Дай Бог пережить этот трудный момент, найти силы, корни, чтобы пережить это страшное время. Оно страшное как будто политически, но эта политика хватает за горло всю жизнь. И поэтому просто жить, как будто ничего не происходит, как будто нет Афганистана, нельзя, потому что это пронизало жизнь. Это не то, что войска когда-то уходили куда-то воевать, а страна жила себе. Это было профессиональное дело - война. А тут не профессиональное дело, а дело, которое искажает всю внутреннюю жизнь страны даже тогда, когда страна не вся напрягается в этой войне.
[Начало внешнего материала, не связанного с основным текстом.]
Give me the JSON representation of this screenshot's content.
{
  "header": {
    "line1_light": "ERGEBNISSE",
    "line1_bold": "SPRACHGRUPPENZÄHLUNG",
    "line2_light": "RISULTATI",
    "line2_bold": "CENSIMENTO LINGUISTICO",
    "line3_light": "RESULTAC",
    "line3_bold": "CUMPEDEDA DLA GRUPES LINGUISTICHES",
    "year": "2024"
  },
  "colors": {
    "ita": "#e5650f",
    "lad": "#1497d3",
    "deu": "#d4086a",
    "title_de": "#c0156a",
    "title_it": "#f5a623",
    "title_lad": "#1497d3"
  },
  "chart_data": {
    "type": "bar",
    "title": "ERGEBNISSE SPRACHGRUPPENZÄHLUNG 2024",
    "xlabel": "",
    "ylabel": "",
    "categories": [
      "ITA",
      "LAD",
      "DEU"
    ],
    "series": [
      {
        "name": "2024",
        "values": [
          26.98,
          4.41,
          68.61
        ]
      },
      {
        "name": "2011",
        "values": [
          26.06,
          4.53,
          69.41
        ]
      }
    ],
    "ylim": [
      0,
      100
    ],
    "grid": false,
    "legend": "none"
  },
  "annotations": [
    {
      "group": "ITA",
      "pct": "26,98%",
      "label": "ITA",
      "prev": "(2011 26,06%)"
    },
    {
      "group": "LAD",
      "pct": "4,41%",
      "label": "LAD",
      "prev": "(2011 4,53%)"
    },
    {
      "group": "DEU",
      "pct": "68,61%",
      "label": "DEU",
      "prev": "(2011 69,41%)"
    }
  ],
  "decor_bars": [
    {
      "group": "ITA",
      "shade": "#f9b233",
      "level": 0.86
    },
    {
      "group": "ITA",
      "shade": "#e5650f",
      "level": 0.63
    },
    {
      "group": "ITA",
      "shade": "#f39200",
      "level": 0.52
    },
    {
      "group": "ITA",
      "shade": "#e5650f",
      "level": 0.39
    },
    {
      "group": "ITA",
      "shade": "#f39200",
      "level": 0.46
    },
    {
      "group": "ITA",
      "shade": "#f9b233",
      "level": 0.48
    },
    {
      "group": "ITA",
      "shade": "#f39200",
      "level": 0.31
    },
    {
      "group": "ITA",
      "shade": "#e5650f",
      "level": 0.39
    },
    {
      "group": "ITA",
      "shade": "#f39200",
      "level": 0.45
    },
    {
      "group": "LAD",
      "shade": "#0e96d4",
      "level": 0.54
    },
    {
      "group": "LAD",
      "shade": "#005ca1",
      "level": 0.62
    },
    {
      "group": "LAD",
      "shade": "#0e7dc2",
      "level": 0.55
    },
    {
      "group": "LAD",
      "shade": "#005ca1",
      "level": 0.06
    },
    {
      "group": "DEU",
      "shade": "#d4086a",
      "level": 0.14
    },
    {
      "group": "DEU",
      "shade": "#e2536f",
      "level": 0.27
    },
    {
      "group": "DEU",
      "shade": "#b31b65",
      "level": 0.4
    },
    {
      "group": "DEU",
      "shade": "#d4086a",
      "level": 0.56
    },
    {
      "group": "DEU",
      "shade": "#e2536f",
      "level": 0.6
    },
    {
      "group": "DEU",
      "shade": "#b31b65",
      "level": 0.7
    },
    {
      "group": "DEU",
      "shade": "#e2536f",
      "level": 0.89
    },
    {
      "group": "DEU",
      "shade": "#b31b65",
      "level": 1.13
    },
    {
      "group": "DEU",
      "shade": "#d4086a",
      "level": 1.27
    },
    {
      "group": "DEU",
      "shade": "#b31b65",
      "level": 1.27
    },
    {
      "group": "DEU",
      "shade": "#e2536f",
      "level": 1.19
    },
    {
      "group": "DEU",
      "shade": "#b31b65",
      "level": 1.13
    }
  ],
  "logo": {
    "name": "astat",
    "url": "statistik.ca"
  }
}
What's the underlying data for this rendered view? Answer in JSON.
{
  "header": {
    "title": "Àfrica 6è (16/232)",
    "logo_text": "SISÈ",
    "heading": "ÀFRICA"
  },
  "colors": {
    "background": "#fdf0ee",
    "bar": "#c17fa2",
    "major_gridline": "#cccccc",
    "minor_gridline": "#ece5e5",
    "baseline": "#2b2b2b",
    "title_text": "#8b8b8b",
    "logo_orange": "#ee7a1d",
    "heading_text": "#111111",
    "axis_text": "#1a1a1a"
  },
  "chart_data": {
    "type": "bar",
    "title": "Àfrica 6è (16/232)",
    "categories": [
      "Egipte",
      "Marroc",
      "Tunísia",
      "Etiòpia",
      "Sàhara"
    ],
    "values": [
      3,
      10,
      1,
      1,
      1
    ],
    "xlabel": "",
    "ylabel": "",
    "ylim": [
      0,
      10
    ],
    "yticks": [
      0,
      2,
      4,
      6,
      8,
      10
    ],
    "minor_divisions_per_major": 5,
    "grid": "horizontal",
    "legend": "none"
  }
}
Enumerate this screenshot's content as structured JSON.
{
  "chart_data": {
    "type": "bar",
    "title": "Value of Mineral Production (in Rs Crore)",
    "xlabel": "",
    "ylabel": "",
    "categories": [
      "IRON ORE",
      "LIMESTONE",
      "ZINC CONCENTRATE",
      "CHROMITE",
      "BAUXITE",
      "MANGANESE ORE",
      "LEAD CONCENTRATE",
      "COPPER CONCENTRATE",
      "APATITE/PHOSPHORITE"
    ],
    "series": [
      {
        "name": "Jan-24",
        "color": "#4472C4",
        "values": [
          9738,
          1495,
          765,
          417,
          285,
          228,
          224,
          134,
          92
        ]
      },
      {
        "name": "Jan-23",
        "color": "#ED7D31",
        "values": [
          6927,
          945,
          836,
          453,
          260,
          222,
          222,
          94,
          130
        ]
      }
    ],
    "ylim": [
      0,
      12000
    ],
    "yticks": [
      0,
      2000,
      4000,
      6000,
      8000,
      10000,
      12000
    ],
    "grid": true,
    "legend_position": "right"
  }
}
Эта война - преступление перед судьбой России и перед русской культурой тоже. Русская культура не реагировать не может, а может делать вид, что не реагирует, но это все равно реакция. И культура (литература, искусство) не может делать вид. Она может баловаться, но это должно быть искренне, а не вместо того, чтобы реагировать.
АЛЕКСАНДР ЗИНОВЬЕВ
Мюнхен, 1988
ДГ. Александр Александрович, давайте начнем наш разговор с вашей жизни в Советском Союзе...
АЗ. Я родился в глухой русской деревушке. В результате коллективизации наша семья постепенно переселилась в город, в Москву. Жили мы в кошмарных условиях. В таких условиях, что вспоминать об этом страшно. Достаточно сказать, что первый раз в жизни я имел отдельную кровать и трехразовое питание из отдельной посуды, когда я попал в тюрьму в 1939 году. А до этого был холод, голод, грязь, и после этого то же самое... Очень рано, вследствие тяжелых условий жизни и наблюдая, как тяжело живут другие, я уже в 16-17 лет стал убежденным антисталинистом. Настолько убежденным, что был участником террористической группы, которая собиралась убить Сталина. Мы планировали покушение таким образом: во время демонстрации, проходя мимо Мавзолея, устроить беспорядок, броситься к Мавзолею, стрелять в Сталина и бросать бомбы.
ДГ. Но это же самоубийство с вашей стороны.
АЗ. Безусловно. Я был в таком состоянии, что я готов был пойти на это, готов был пожертвовать собою. Причем даже был план на всякий случай начинить меня взрывчатыми веществами, чтобы я мог взорваться там, около Мавзолея, если покушение не удастся.
ДГ. Это было в каком году?
АЗ. Это было в 39-м году. Но были трудности с оружием, и мы отложили наше покушение на весну 1940-го года. Однако покушение наше не состоялось по той причине, что меня в институте спровоцировали на выступление против колхозов и против культа Сталина. Я был исключен из института, из комсомола, был направлен в психиатрический диспансер. Меня признали здоровым и после этого сразу арестовали. Я был доставлен на Лубянку, в центральную тюрьму КГБ. Меня там некоторое время держали, каждый день были допросы.